Subunit stoichiometry of Orai1 pores. A, brightness distributions of the three different data sets shown as blue (1), green (2), and red (3) dotted curves. Continuous lines show the fitted curves using the global fitting algorithm and a 4-Gaussian model. B, mean values (asterisks) and width (circles) of the individual Gaussians obtained using the tetramer model. The mean values show a linear increase, the widths increase with the square root (red fit curves). C, weights of the four individual Gaussians used to model data set 1 (blue).

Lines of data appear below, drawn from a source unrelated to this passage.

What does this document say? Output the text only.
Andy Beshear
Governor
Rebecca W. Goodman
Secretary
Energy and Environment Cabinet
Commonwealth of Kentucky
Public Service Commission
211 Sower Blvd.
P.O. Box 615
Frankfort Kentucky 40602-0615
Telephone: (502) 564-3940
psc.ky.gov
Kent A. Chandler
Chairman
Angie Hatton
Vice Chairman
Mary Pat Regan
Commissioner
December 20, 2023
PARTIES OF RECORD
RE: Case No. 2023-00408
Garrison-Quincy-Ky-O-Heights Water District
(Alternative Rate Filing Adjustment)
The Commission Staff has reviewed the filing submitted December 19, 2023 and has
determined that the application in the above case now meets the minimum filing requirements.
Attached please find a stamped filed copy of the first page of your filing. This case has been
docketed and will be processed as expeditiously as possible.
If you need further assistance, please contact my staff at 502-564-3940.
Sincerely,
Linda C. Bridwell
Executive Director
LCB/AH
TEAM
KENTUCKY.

The distribution was well reproduced by a binomial distribution (red), yielding a probability of 0.88, which can be interpreted as the mGFP maturation degree. D, correlation plot of brightness values within individual trajectories. Each brightness value was plotted versus all preceding values of the same trajectory (data set 2), revealing strong correlation (Pearson's correlation coefficient of 0.65). All data were recorded at 37 °C.